IV.     vernietigt het besluit van het college van burgemeester en wethouders van Amsterdam van 22 januari 2019;

V.      bepaalt dat tegen het te nemen nieuwe besluit alleen bij de Afdeling beroep kan worden ingesteld;

VI.     veroordeelt het college van burgemeester en wethouders van Amsterdam tot vergoeding van bij [appellant], eigenaar van [bedrijf], in verband met de behandeling van het beroep en het hoger beroep opgekomen proceskosten tot een bedrag van € 2.244,- (zegge: tweeduizend tweehonderdvierenveertig euro), geheel toe te rekenen aan door een derde beroepsmatig verleende rechtsbijstand;

VII.     gelast dat het college van burgemeester en wethouders van Amsterdam aan [appellant], eigenaar van [bedrijf], het door hem voor de behandeling van het beroep en het hoger beroep betaalde griffierecht ten bedrage van € 615,- vergoedt.

Aldus vastgesteld door mr. N. Verheij, voorzitter, en mr. P.H.A. Knol, en mr. W. den Ouden, leden, in tegenwoordigheid van mr. K.S. Man, griffier.

De voorzitter is verhinderd de uitspraak te ondertekenen.

De griffier is verhinderd de uitspraak te ondertekenen.

Uitgesproken in het openbaar op 22 december 2021

BIJLAGE

Richtlijn 2006/123/EG van het Europees parlement en de raad van 12 december 2006 betreffende diensten op de interne markt

Artikel 10

1. Vergunningstelsels zijn gebaseerd op criteria die beletten dat de bevoegde instanties hun beoordelingsbevoegdheid op willekeurige wijze uitoefenen.

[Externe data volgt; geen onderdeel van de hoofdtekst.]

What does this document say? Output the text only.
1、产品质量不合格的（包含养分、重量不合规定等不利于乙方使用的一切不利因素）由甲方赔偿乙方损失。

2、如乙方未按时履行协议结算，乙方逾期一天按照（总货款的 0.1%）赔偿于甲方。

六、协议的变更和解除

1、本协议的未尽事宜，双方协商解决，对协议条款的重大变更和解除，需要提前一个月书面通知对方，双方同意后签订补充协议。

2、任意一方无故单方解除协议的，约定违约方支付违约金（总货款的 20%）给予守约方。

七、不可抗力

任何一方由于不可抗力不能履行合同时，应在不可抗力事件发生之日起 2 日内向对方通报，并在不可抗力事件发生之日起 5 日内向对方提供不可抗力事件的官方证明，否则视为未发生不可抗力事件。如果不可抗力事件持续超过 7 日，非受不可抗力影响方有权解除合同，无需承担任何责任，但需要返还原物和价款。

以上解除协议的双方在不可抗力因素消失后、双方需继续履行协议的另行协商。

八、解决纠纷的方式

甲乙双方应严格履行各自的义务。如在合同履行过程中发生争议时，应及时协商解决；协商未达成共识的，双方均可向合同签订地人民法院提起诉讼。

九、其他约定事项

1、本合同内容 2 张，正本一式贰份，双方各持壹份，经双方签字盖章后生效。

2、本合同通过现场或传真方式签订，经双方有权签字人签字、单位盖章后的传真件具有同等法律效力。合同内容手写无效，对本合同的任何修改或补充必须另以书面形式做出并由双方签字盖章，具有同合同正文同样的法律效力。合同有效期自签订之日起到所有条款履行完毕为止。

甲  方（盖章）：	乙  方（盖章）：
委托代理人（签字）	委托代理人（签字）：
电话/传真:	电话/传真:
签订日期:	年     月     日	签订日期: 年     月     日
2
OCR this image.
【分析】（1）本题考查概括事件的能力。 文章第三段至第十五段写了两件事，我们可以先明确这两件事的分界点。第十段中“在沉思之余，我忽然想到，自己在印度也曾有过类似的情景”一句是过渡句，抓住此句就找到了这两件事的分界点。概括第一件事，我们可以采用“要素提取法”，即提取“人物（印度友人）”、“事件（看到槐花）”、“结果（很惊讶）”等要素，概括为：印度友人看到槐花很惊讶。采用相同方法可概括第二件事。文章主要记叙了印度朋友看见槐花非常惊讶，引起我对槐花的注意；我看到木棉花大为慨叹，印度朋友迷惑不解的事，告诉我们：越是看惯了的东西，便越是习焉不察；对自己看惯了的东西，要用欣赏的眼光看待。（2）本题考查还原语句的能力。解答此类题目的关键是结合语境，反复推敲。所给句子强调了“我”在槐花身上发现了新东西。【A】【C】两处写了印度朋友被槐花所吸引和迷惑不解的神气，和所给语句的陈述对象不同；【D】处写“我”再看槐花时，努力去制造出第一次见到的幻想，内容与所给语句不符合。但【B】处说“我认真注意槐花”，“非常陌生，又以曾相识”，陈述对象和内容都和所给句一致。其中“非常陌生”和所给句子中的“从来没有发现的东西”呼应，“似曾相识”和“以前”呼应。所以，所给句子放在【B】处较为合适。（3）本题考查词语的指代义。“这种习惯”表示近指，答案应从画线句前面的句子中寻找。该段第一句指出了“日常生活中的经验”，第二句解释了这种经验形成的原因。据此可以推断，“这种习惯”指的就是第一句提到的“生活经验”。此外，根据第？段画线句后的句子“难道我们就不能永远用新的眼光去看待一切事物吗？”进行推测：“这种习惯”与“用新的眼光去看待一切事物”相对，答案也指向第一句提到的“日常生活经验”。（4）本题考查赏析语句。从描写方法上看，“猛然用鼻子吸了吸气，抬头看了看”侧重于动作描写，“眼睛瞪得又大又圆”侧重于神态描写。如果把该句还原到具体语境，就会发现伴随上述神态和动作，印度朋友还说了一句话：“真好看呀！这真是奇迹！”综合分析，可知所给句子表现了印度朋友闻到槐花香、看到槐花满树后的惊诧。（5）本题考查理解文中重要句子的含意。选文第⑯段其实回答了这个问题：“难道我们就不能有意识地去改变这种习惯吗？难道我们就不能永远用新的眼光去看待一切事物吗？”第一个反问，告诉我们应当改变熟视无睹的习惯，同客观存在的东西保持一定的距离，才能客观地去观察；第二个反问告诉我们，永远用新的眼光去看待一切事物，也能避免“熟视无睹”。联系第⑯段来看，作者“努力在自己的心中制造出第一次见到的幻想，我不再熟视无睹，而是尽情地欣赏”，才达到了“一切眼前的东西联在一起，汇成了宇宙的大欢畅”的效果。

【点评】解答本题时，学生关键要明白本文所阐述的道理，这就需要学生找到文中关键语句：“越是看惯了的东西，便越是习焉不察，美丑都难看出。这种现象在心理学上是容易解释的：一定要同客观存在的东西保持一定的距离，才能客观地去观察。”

2. De in lid 1 bedoelde criteria zijn:

[…]

f. vooraf openbaar bekendgemaakt

[…]

Artikel 13

1. De vergunningsprocedures en -formaliteiten zijn duidelijk, worden vooraf openbaar gemaakt en bieden de aanvragers de garantie dat hun aanvraag objectief en onpartijdig wordt behandeld.

[…]

4. Bij het uitblijven van een antwoord binnen de overeenkomstig lid 3 vastgestelde of verlengde termijn wordt de vergunning geacht te zijn verleend. Andere regelingen kunnen niettemin worden vastgesteld, wanneer dat gerechtvaardigd is om dwingende redenen van algemeen belang, met inbegrip van een rechtmatig belang van een derde partij.

Dienstenwet

Artikel 28

1. In afwijking van artikel 4:20a, eerste lid, van de Algemene wet bestuursrecht is paragraaf 4.1.3.3 van die wet van toepassing op een aanvraag om een vergunning, tenzij bij wettelijk voorschrift anders is bepaald.

Verordening op het binnenwater 2010, zoals die luidde ten tijde van belang

Artikel 1.2.4 Beslistermijn

[…].

3. Paragraaf 4.1.3.3 van de Algemene wet bestuursrecht is niet van toepassing op de aanvraag om een vergunning of ontheffing als bedoeld in de artikelen 2.4.1 en 2.4.5 van deze verordening.

Artikel 2.4.5 Exploitatie (bedrijfs)vaartuigen voor vervoer van goederen dan wel passagiers

1. Het is een ieder verboden met een vaartuig of object tegen betaling of andere vergoeding, goederen of passagiers te vervoeren of vaartochten te verzorgen.

[…].

Wijziging Regeling Passagiersvaart Amsterdam 2013 (zoals bekend gemaakt op 13 juni 2017)

Artikel 1.3 komt als volgt te luiden:

1. Tot een nader door het college van burgemeester en wethouder te bepalen tijdstip worden er geen exploitatievergunningen en vervangings- en verbouwingsvergunningen voor vaartuigen verleend.

2. Vervalt

3. Vervalt

4. Vervalt

5. Vervalt

6. Vervalt

7. Vervalt

[…].

Regeling uitgifteronde 2022 voor exploitatievergunningen passagiersvaart

Artikel 1

1. Een vergunning als bedoeld in artikel 2.4.5, eerste lid, van de Verordening op het binnenwater 2010 wordt slechts verleend indien daarvoor een aanvraag is ingediend in de periode tussen 1 maart 2020 om 8:00 en 31 maart 2020 om 18:00.

2. Aanvragen die zijn ingediend in een andere dan de in het eerste lid genoemde periode worden afgewezen.

Artikel 2

Een vergunning als bedoeld in artikel 1 wordt verleend met ingang van 1 maart 2022.